During an interview on 7/23/21, at 8:27 AM, with CNA 4, CNA 4 stated, he worked the night shift on 12/12/20 to the morning of 12/13/20 (10:45 PM to 7:15 AM). CNA 4 stated, he was assigned Resident 1. CNA 4 stated, Resident 1's left leg/hip was "really noticeable and bulging out." CNA 4 stated, Resident 1 was in pain only when moving or changing her.
During a review of Resident 1's "Care Plan," [undated], the "Care Plan" indicated, Resident 1 had a high risk for injuries, deformities, spontaneous fractures (break in bone occurring without injury) and pain related to osteopenia (bone loss). The "Care Plan" indicated, "Observe for joint bone pain and stiffness and notify MD accordingly."
During a review of Resident 1's "History and Physical Report" (H&P), dated 12/13/20, the "H&P" indicated Resident 1 had a left hip fracture confirmed by x-ray.
During a review of Resident 1's Medication Administration Record (MAR - a legal record of the drugs administered to a patient at a facility by a health care professional), dated 12/1/21 through 12/31/21, the MAR indicated the following:
a. "Monitor for pain Q [every] shift using the following numerical pain scale: 0 = No Pain, 1-3 = mild pain, 4-6 = mod [moderate] pain, 7-10 = severe pain ...nonpharmacological [other than medication] interventions: 0 - not applicable 1 - Heat/Cold compress 2 - positioning ..." The MAR indicated on 12/12/21, Resident 1 had a pain score of 0 for all three shifts and NA (not applicable) for nonpharmacological interventions (NPI).
b. "NOTE EPISODE of striking out/physical aggressiveness ..." The MAR indicated, between 12/1/20 and 12/12/20, Resident 1 had no acts of striking out or physical aggressiveness on any shift.
c. "NOTE EPISODE of verbally aggressively/yelling ..." The MAR indicated, between 12/1/20 and 12/12/20, Resident 1 had no acts of verbal aggressiveness or yelling on any shift.
During a review of Resident 1's Progress Notes, dated 12/13/20, at 3:06 AM, the Progress Note indicated, "L [left] hip swelling with no bruising.
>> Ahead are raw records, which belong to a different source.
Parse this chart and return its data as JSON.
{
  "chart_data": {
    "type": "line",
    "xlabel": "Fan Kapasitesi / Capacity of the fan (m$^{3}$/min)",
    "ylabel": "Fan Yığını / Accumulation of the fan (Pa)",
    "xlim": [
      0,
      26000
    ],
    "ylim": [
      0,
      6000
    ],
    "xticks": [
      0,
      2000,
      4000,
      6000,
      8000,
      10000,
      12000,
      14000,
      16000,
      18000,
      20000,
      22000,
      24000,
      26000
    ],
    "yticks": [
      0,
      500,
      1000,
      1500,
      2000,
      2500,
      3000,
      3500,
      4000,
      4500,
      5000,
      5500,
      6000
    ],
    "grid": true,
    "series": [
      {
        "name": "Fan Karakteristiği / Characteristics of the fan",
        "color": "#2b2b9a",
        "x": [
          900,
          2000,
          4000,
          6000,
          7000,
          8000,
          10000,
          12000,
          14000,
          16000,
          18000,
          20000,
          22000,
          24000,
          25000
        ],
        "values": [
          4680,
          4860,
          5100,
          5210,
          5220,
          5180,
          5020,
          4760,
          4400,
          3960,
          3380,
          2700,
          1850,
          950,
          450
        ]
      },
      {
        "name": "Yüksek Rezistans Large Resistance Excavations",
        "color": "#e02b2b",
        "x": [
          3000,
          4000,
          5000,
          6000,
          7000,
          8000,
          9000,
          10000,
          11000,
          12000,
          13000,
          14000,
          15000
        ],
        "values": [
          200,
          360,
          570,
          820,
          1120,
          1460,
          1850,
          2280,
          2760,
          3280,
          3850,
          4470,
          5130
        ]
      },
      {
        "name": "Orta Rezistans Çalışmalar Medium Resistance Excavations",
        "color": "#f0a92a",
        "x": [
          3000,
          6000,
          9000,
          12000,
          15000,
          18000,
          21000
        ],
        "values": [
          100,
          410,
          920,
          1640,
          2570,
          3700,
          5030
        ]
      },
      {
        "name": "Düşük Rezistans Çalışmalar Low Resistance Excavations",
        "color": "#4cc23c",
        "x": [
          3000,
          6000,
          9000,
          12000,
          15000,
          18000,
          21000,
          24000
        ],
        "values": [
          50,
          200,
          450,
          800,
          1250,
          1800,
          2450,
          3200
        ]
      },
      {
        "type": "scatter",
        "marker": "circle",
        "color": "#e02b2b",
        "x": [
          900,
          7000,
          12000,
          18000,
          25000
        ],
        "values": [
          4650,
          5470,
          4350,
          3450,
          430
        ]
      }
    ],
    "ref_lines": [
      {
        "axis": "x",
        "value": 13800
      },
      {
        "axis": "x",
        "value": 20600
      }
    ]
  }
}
Resident c/o [complain of] pain and discomfort when moving lower extremities [legs] ...Repositioning gives comfort."
During a review of Resident 1's Progress Notes, dated 12/13/20, at 10:20 AM, the Progress Note indicated "Resident noted to c/o pain to the left hip when reposition and when care is provided. Upon evaluation resident noted to have a prominence [bump, swelling] hard to touch and tender to the left hip."
In violation of the above cited standards, the facility failed to ensure pain management was provided to Resident 1 consistent with professional standards of practice, the comprehensive person-centered care plan, and the residents' goals and preferences
This violation presented either imminent danger that death or serious harm would result or a substantial probability that death or serious harm would result and represents a class A Citation.